Son las peleas que hay que dar. Encuentro en Patria Grande un canal, una vía para estas aspiraciones. Reconociendo las coyunturas, elaborando autocríticas, pensando si no tendríamos que haber hecho algo más antes de llegar a la coyuntura de 2015. Todos aquellos que estamos en el campo nacional y popular tenemos que pensar cómo es que se llegó a esto.

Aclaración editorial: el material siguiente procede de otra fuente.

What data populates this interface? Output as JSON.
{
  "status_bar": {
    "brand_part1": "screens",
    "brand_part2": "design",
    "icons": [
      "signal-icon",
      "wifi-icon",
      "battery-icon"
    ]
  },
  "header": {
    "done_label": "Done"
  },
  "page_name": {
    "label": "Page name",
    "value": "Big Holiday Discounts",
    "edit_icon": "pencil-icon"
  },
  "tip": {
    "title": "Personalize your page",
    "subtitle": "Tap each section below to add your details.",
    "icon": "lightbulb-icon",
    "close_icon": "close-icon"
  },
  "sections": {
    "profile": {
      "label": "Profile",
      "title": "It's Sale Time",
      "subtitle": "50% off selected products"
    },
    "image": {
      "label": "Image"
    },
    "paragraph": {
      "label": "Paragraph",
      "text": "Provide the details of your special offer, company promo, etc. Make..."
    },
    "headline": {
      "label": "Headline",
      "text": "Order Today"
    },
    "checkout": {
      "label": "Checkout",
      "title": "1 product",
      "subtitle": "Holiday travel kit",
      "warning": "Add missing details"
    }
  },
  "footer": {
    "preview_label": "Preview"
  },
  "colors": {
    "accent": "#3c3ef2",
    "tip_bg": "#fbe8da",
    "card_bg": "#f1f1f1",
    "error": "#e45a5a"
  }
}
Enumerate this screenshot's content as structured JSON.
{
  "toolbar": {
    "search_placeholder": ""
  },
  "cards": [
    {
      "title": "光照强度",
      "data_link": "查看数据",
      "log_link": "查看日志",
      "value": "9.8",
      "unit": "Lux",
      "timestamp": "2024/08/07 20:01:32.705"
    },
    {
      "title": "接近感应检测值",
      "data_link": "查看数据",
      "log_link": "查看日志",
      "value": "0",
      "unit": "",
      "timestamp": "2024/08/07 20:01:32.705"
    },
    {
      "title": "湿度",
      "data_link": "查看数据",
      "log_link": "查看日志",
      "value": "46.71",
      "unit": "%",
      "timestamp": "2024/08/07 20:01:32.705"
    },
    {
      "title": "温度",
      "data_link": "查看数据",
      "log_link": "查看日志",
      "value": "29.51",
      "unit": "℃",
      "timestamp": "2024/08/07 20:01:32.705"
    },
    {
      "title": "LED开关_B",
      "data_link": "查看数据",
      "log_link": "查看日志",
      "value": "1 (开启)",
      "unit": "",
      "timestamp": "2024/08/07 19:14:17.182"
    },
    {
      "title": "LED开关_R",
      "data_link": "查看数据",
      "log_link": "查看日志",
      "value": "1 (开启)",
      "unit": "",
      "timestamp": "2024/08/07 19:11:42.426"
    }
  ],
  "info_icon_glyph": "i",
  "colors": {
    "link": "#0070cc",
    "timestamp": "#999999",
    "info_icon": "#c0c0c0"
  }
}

¿Reconocer una impotencia colectiva?

Sí. Es clave echar al macrismo y a todo plan B que encarne ese proyecto, y desde ese lugar entendimos que había que estar en el armado del frente patriótico, sabiendo que iba a estar conformado también por sectores del poder. Y sentimos que era necesario ocupar un lugar, el de los jóvenes de la economía popular, el del feminismo y el de todos aquellos sectores con capacidad crítica. Esto es lo que más me alejó del kirchnerismo en su momento, no concibo un militante que no tenga capacidad crítica, es casi como una contradicción en los términos. Poder decir nosotros no somos eso, pero sin embargo apoyamos con diferencias. Corremos el riesgo de que las contradicciones nos fagociten, pero hay que hacer y equivocarse, porque el otro riesgo que se corre es quedarse en la absoluta marginalidad. Nos podemos equivocar, es un proceso que aún está abierto y en plena marcha, pero me parece que sí o sí nos va a enriquecer. Creemos que el frente Patria Grande es una buena herramienta para la construcción de una izquierda popular, una izquierda que tenga vocación de mayorías, que sea anti capitalista, feminista, que piense en la Patria Grande, que sea un canal para todos aquellos que siendo de izquierda no se identifican con la izquierda tradicional que no tiene un discurso para el siglo XXI.